織田信長、徳川家康、上杉謙信・・・群雄割拠の戦国時代に未開の地蝦夷地に本拠を置く大名がいた。蠣崎氏(のちの松前氏)である。
反乱鎮圧の武功でいまの函館近辺に領地を獲得。その野心は北に向けられ、先住民族アイヌと幾度となく衝突、交易を行い命脈を保ってきた。彼らもまた北海道の歴史を語る上で欠かせない「先人」である。
十分な軍事力を持たない彼らはどうして大名として幕末を迎えられたのか・・・・、過程を考証していきたい。
1. 信広、蝦夷地で再起
蠣崎家の祖である武田信広は、若狭(いまの福井県)出身。松前藩の歴史書「新羅之記録」によると、室町時代に生まれた信広は武田信玄の縁戚である守護大名の家に生まれた。家の騒動に巻き込まれ、陸奥(いまの青森県)で領地を得ていたが、近隣の大勢力南部家の侵攻を受け、蝦夷地に逃れたという。
不遇の人生であった信広を見出したのが、いまの檜山郡上ノ国町を治めていた蠣崎季繁であった。
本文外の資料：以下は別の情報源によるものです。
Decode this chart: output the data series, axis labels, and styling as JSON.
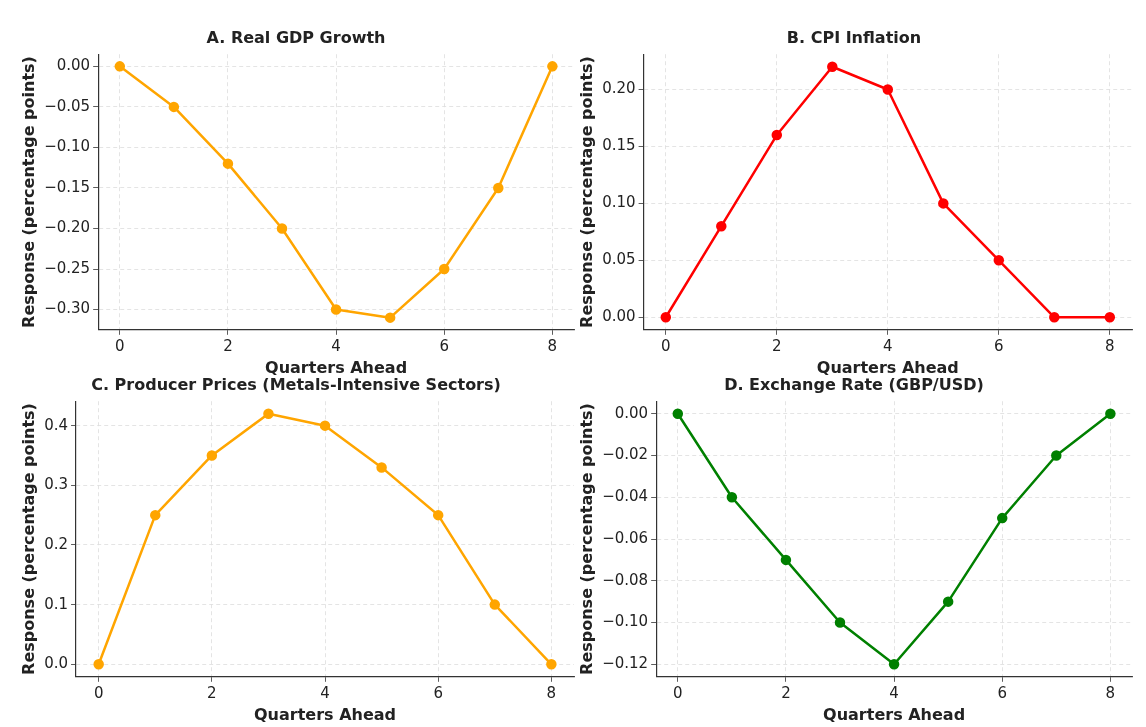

季繁は、コシャマインを首長とする先住民族アイヌとの抗争に悩み、客将である信広を総大将に任じた。(1457年、コシャマインの乱)信広は追い詰められていた和人を率いて戦い、やコシャマインを討伐。その功績で季繁の婿養子になったのである。一方でアイヌと和人の溝は一層深くなり、信広たちも戦いに明け暮れるのである。
2. 近世大名に成長
終わりみえないアイヌとの戦い。平和外交に方針転換したのが、信広のひ孫季広である。アイヌが持つ技術は、当時の和人たちにとって珍しいもので、京都などで高く売れた。「争うより交易をした方が得だ」と考えた季広は、彼らの領地を認めたり、本州からの徴税を分配するなどして近隣のアイヌ首長と和睦。道南の支配権を確立した。また13人の娘を同じく和人の領主に嫁がせている。一方、蝦夷地の実質的な支配者であったのは、信広とともに一時期蝦夷地に逃れた安東家(いまの秋田県の領主)であり、季広らは手伝い戦も請け負った。
続く息子の慶広は、お家騒動で勢いを失った安東家に見切りをつけ、中央の権力者豊臣秀吉に独断で拝謁。独立大名として認められた。1591年の南部家臣九戸政実の乱では、アイヌの部隊を率いて参戦。毒矢が大変脅威であったと当時の文献にある。この出来事は、慶広がアイヌの「支配者」であると印象付けた。以後、秀吉のお墨付きを得た慶広は支配者の道を歩むことになる。やがて江戸幕府初代将軍徳川家康への取り入りにも成功し、姓を松前と改めた。